Alia cites 2010 and the popularity of Angus & Julia Stone on the site as a breakthrough point in which attitudes towards music outside of the punk world changed. Following this, the community championed underground indie-pop acts like the 1975 and leftfield hip-hop like the Doomtree collective found popularity. 

AbsolutePunk’s journey was not without its bumps. In 2008, Buzznet acquired the site in a move intended to provide more technical capabilities, allowing Tate to take a less intense role. “I was 25 and overworked and couldn’t keep doing it by myself,” Tate explains. “I needed venture capitalist funding to keep going, so this seemed like a better option.”
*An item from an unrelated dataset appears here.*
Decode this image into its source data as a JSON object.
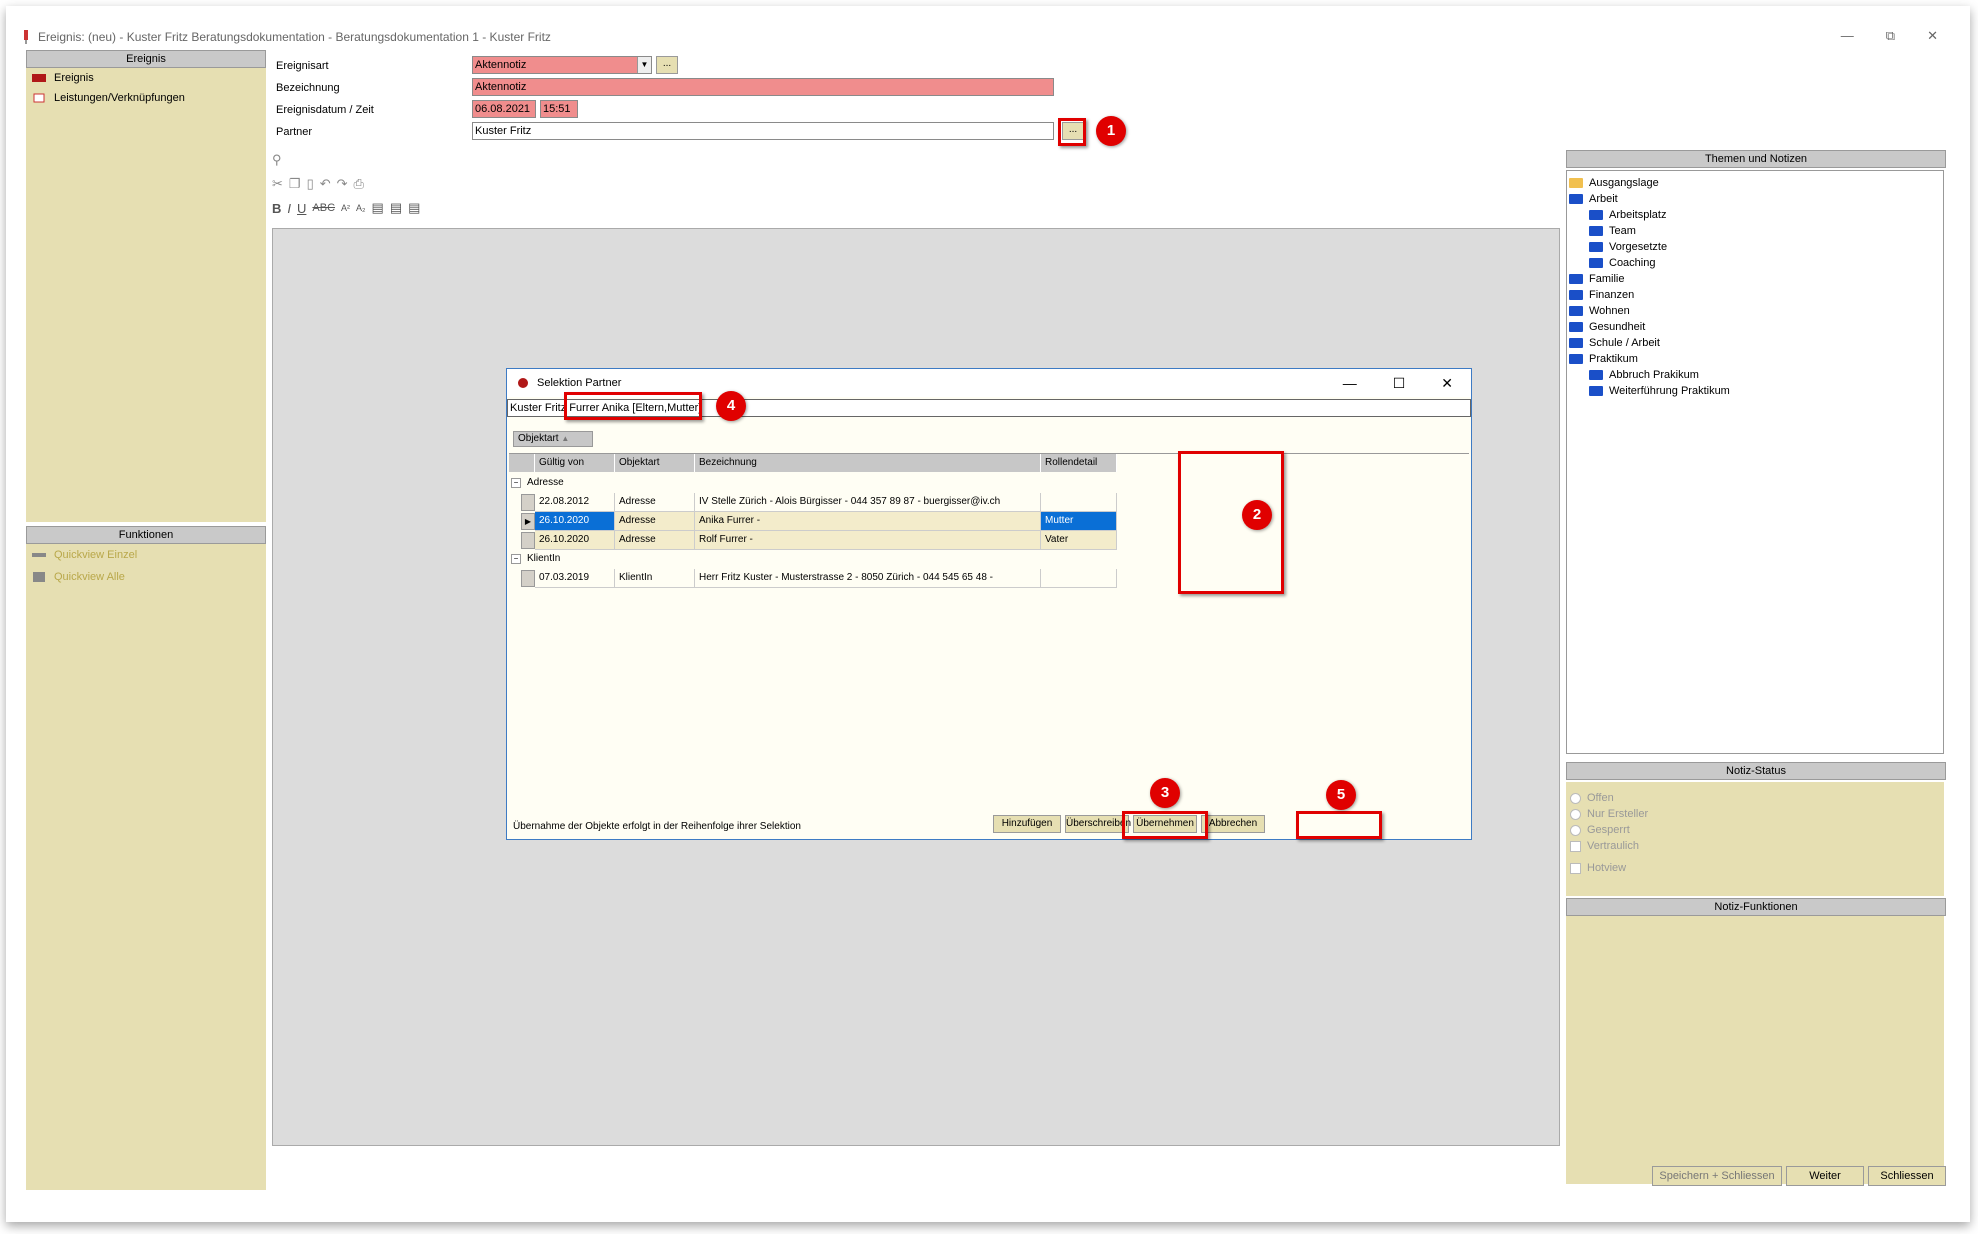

As Tate became a hired CEO rather than the owner of the company, however, negative changes took place. Within two years, Buzznet had lost CEOs and none of the original team was there anymore. “I’m pretty sure we were doing better numbers than any other Buzznet site other than Buzznet itself. They thought they could make more money by inserting more ads,” Tate says. “They wouldn’t listen to me when I said that they were ruining the site and wouldn’t give any resources to improve the site.” 

When Buzznet claimed bankruptcy, Tate put in an offer for the AbsolutePunk.net domain and site name, which he reclaimed and consequently shut down for good on April 1, 2016. Following AbsolutePunk’s closure, Tate swiftly began Chorus FM, a site with a similar perspective but on a smaller scale. To this day, Chorus FM maintains its community focused on punk and much more. 

Despite its disappearance from the internet, AbsolutePunk remains close to the hearts of its users and writers. “Last year, I went to a local record store, and the clerk was like, ‘Oh, Drew Beringer, you used to write for AbsolutePunk.’ It still randomly pops up, which I think is a testament to the impact of the site,” Beringer laughs.

For its team, the site provided a starting point for long and fruitful careers in both the music industry and journalism. Alia now works with Flux 88, a creative agency that teams up with many artists from the scene, whilst Manning is a full-time journalist. For Manning, “it was where [he] found [his] voice as a writer.” All these years later, AbsolutePunk, a site that was born in a bedroom in the ‘90s, has a legacy that did more than “mend hearts.” It changed lives.